10 de Novembro de 2015 Por Ivy Leça 144

A Playboy surpreendeu o mercado editorial ao anunciar recentemente que deixará de publicar fotos de nu feminino. O que faria uma marca tão icônica desistir de seu atrativo mais rentável? É o poder da disruptura digital.

Segundo os executivos da revista, o novo posicionamento da publicação se deve ao fato de que as fotos perderam relevância com a popularização da internet. E a Playboy não é a única que está tendo que se moldar aos novos negócios da era digital. A transformação digital é essencial não apenas para uma empresa, mas para mercados inteiros.

Redes hoteleiras estão investindo na tecnologia para obter mais check-ins do que o Airbnb. Taxistas tiveram que redesenhar seu modelo de negócios para entregar um serviço tão bom quanto o Uber. As redes de TV paga estão cada vez mais trabalhando com dados para criar uma experiência do cliente mais satisfatória e pessoal que a Netflix. E o que dizer do futuro do setor logístico, com os carros autodirigíveis e a impressão 3D doméstica?

É fácil entender por que o termo “disrupção” assusta a maioria dos líderes de negócios. Todos temos receio de mudanças inesperadas, e a disrupção é extremamente difícil de ser prevista. Por esse motivo as empresas precisam estar preparadas. Confira alguns pontos chave para sobreviver à disrupção e iniciar a transformação digital do seu negócio:

Procure entender como a disruptura digital impacta o seu negócio

Uma ruptura pode afetar apenas uma parte do processo ou todo o modelo de negócios. Por isso, é importante identificar os pontos afetados na cadeia de valor.

Lidere a inovação e a transformação

Para manter um negócio no caminho da transformação digital é preciso assumir a liderança e conduzir processos inovadores que trarão vantagem competitiva para a empresa.

Identifique, conheça e aprenda com a concorrência

Identificar possíveis concorrentes torna-se cada vez mais difícil, uma vez que a concorrência pode surgir de qualquer lugar. Tecnologias disruptivas permitem, por exemplo, que uma empresa de smartphones desenvolva softwares de pagamento móvel. Nesse cenário é preciso analisar melhor as possibilidades e fazer um reconhecimento do que a concorrência pode oferecer.

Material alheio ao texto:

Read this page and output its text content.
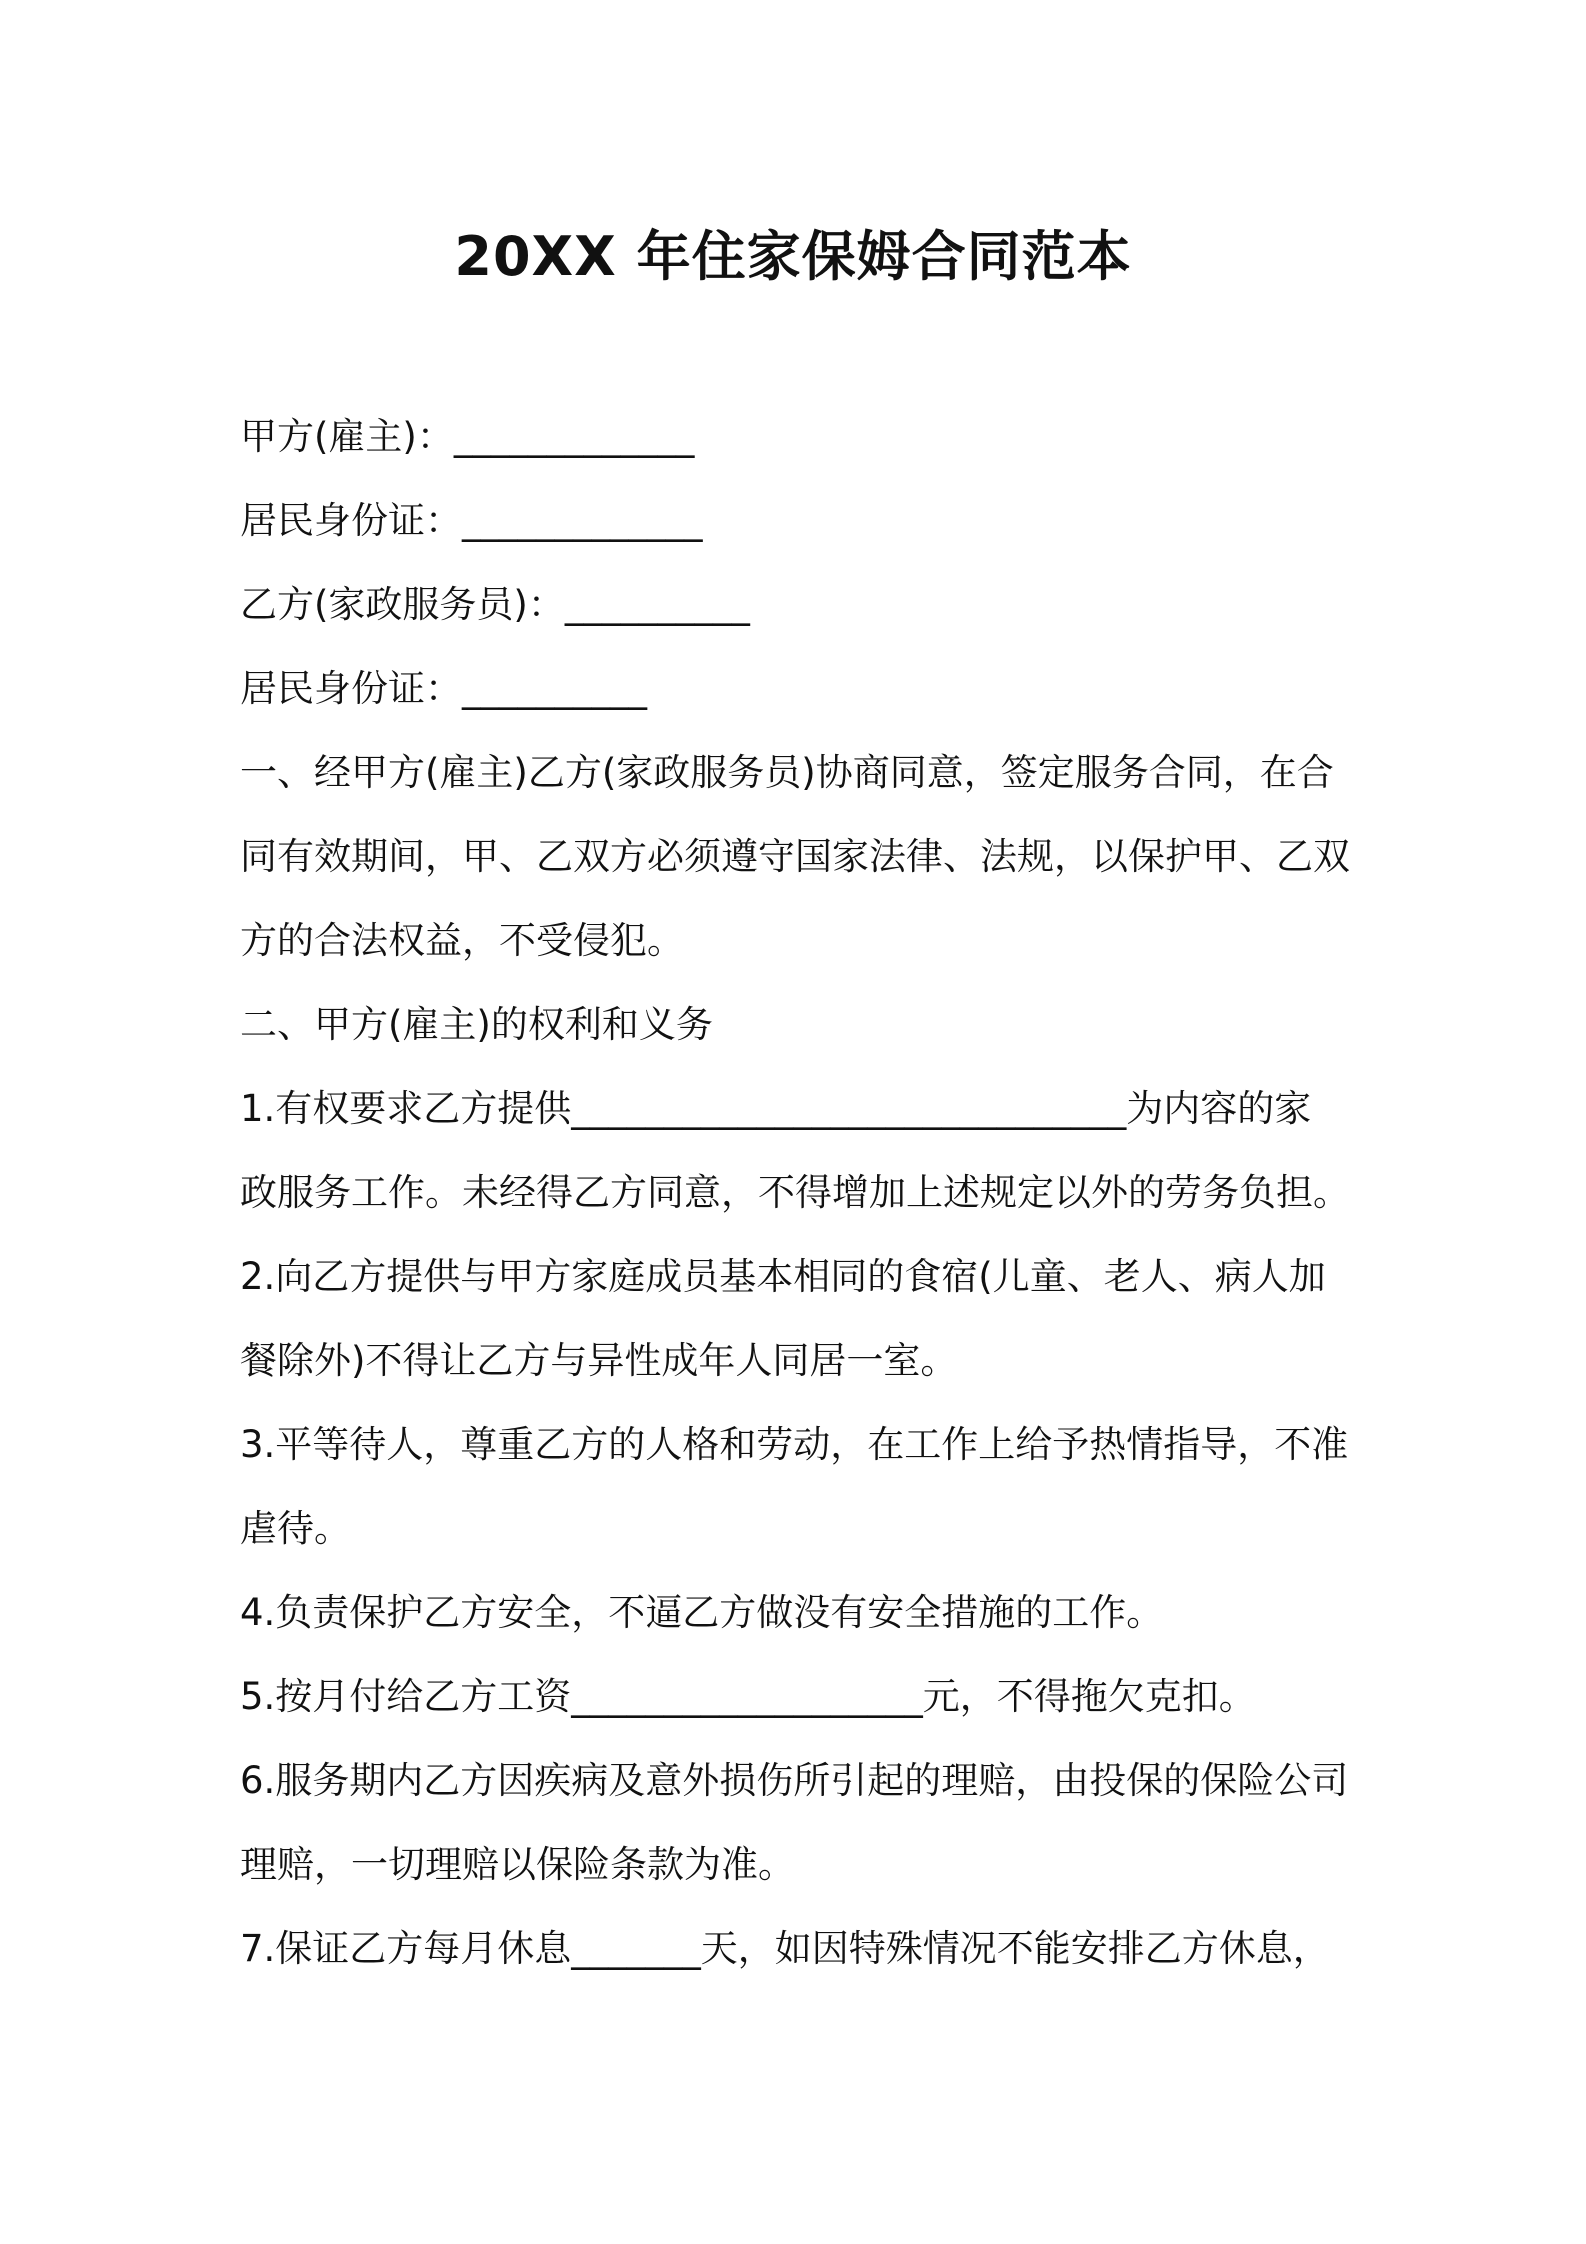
20XX 年住家保姆合同范本
甲方(雇主)：_____________
居民身份证：_____________
乙方(家政服务员)：__________
居民身份证：__________
一、经甲方(雇主)乙方(家政服务员)协商同意，签定服务合同，在合
同有效期间，甲、乙双方必须遵守国家法律、法规，以保护甲、乙双
方的合法权益，不受侵犯。
二、甲方(雇主)的权利和义务
1.有权要求乙方提供______________________________为内容的家
政服务工作。未经得乙方同意，不得增加上述规定以外的劳务负担。
2.向乙方提供与甲方家庭成员基本相同的食宿(儿童、老人、病人加
餐除外)不得让乙方与异性成年人同居一室。
3.平等待人，尊重乙方的人格和劳动，在工作上给予热情指导，不准
虐待。
4.负责保护乙方安全，不逼乙方做没有安全措施的工作。
5.按月付给乙方工资___________________元，不得拖欠克扣。
6.服务期内乙方因疾病及意外损伤所引起的理赔，由投保的保险公司
理赔，一切理赔以保险条款为准。
7.保证乙方每月休息_______天，如因特殊情况不能安排乙方休息，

Ganhe velocidade para trabalhar com agilidade em tempo real

Para lidar com a disrupção é preciso agir mais do que rápido, é preciso agir preditivamente. A coleta e análise de dados permite obter algumas percepções do futuro e insights para antecipar estratégias.

Adote uma cultura disruptiva

O passo mais difícil não é adotar a tecnologia, mas mudar a mentalidade conservadora. Com uma cultura engessada, as empresas e a força de trabalho tendem a ficar estagnadas. É preciso promover e incentivar rupturas internas, mesmo que em pequena escala.

Obtenha a visão da sua nova força de trabalho

Novos colaboradores trazem uma visão diferente sobre o negócio. Essas percepções podem ser valiosas para identificar pontos de mudança no ciclo de negócios. Pergunte aos novos membros o que eles mudariam dentro da empresa e depois se acreditam que a liderança é capaz e ágil o suficiente para realizar essas mudanças.

Finalmente, pense como um disruptor!

Se sua empresa estivesse começando hoje no mercado, o que faria para se destacar? Como chamaria a atenção para o que você faz de melhor? Pense como uma starup. Analise segmentos verticais, explore as possibilidades das novas tecnologias, redesenhe seu modelo de negócios. Pense diferente!

Não existem mudanças positivas ou negativas, o que existem são os resultados de como lidamos com essas mudanças. Sua empresa pode escolher sofrer os impactos da disruptura digital ou então ser uma disruptora. De que lado você está?